Understanding Desire
When doing philosophy, when trying to understand something better, one should optimally do a combination of the following: think about the topic, research what others have said, and talk to friends and colleagues about the topic. Here I’m writing the results of the first and hoping to engage in the third. I’m feeling a bit lazy about doing the second, at this point.
Thinking about desire, I am fairly perplexed. One way to begin thinking about desire is to say that a person desires X if she finds it valuable. But finding something valuable is certainly not sufficient for desiring it. I find the Mona Lisa to be valuable, but I don’t desire to possess it and only desire a bit to see it. If not sufficient, is judging something valuable necessary for desire? Are there cases of true desire that don’t involve valuing something? I cannot think of any, though that is by no means decisive.
Perhaps desire is the result of certain kinds of judgments of value. For example, if I judge X as producing or being some kind of benefit to me then I will desire X. Does this presuppose that one desires benefits? Is appealing to benefit to explain or make sense of desire circular, then?

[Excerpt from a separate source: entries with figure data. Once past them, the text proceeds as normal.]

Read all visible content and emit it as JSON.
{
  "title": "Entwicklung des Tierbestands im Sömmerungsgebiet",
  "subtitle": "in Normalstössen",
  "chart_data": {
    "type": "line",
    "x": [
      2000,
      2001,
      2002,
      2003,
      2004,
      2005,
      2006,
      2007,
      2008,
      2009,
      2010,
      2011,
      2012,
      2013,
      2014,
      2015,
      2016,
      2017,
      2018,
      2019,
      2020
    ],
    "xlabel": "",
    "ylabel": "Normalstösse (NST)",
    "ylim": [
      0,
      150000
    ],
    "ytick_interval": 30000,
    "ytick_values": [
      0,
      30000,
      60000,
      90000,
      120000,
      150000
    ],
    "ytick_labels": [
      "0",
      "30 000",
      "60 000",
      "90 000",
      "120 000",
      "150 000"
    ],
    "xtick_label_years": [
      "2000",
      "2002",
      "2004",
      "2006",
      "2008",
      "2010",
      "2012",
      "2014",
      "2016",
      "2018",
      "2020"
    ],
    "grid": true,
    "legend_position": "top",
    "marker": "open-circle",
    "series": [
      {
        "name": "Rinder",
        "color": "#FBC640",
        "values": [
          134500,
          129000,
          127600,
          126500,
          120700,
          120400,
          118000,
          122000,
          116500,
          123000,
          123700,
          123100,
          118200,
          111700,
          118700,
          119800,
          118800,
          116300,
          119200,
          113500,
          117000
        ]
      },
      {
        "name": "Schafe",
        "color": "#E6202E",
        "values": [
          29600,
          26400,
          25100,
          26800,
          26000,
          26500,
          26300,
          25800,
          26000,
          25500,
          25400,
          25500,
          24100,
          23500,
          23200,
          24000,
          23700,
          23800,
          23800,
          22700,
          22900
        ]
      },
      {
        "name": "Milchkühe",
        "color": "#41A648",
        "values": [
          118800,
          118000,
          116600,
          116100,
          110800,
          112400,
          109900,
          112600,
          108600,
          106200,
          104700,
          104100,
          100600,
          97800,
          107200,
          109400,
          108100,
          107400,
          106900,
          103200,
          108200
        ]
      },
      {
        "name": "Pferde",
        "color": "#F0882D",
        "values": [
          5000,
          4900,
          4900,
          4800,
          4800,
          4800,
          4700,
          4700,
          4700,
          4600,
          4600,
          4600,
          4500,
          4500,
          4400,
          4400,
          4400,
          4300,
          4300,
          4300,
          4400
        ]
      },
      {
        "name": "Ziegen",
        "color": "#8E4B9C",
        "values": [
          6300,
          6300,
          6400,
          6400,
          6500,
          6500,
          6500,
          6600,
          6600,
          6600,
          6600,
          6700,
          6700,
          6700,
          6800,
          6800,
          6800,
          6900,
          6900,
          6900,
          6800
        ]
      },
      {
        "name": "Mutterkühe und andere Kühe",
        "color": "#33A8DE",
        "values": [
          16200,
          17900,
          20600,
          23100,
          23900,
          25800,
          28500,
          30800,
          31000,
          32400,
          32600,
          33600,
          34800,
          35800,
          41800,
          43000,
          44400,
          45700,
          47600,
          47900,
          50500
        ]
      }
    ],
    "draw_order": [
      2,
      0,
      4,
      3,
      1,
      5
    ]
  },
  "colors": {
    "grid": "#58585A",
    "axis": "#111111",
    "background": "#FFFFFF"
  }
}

Perhaps it is that benefits are valuable in my eyes. My valuing them prompts me to desire them. Then when I recognize something as a benefit, I desire it. So the book I desire I find valuable qua perceived benefits to me. Benefits are valued more basically and give rise to my desiring the book. But we might wonder, then, whether saying that a person’s valuing benefits merely means that she desires them. So it is not that one values benefits and then desire those benefits. That is an extra step. Perhaps there is a basic connection between perceived benefits and desire. Perception of benefit then transfers desire onto the thing perceived as beneficial.
But what if we dig deeper into the idea of benefits? What is it for something to be a benefit? Is something a benefit if it satisfies a desire, either a preexisting one or one newly generated? But what about desires for things that are harmful? Think of cases of akrasia. But those involve the desire for some perceived good that happens to produce foreseen harm. Perhaps, then, a benefit is in general the satisfaction of a desire that doesn’t produce undesired harm.
But what about cases of benefit in which the thing beneficial is not desired at all? Think of a father giving a teenage son advice on his finances. The advice would perhaps be of benefit if listened to, but the son refuses to listen, desires anything else but the advice, and denies the benefit. Should we say that the son ought to desire the advice, since it is beneficial? And it is beneficial to the son because the son has other desires about having money? That seems to be on the right track.
So there is a close connection between benefit and desire. Something is desirable if it is perceived as beneficial; it is beneficial if it satisfies a person’s desires without producing undesired harm. Is there an undesirable circularity here? Perhaps this seeming circularity can be relieved by noticing the difference in the desires. I desire a book because it is beneficial and it is beneficial because it satisfies my desire to learn about, say, trees. Let’s assume I value knowledge about trees as an end in itself. Now what do we say? What does it mean to say that I value knowledge of trees as an end in itself? Are we not back to where we began with the question of the connection between valuing and desire? Does my valuing something as an end in itself entail my desire for that end? So with the example of the Mona Lisa, my valuing it doesn’t produce desire because I don’t value it as a necessary means to on one of my ends or as one of my ends. I desire the chocolate in the kitchen, not because it is a necessary means to my end of feeling pleasure, but because it is an available means to that end. Is that it then? Is there simply an inherent, direct entailment between perceiving something as an end and desiring it?
So S desires X means that S perceives X to be valuable as one of S’s ends or as a necessary or available means to one of S’s ends. Is that right?
What if we try a different tact? Desiring X seems to mean something like wanting to possess (in a broad sense of “possess”) X. But “want” is pretty close to “desire” in meaning, so that’s not all that helpful. What if we try to explain desire more basically, and without appeal to means and ends, as follows: S desires X means that S says/thinks of X, “This should be mine!” So desire is analyzed in terms of unconscious formulations of imperatives. Is thinking of desire in this way beneficial or a dead end? Using Kant’s distinction between hypothetical and categorical imperatives, it would seem that the above imperative, “This should be mine!”, would be hypothetical. If that is correct, the problem becomes that hypothetical imperatives are made sense of in terms of desired ends: If you want to learn about trees, you should read about them, talk to someone who knows about trees, or go examine them. So it seems we are led back to the valuing of things as means and ends: S desires X means that S perceives X to be valuable as one of S’s ends or as a necessary or available means to one of S’s ends. What are the problems with that analysis?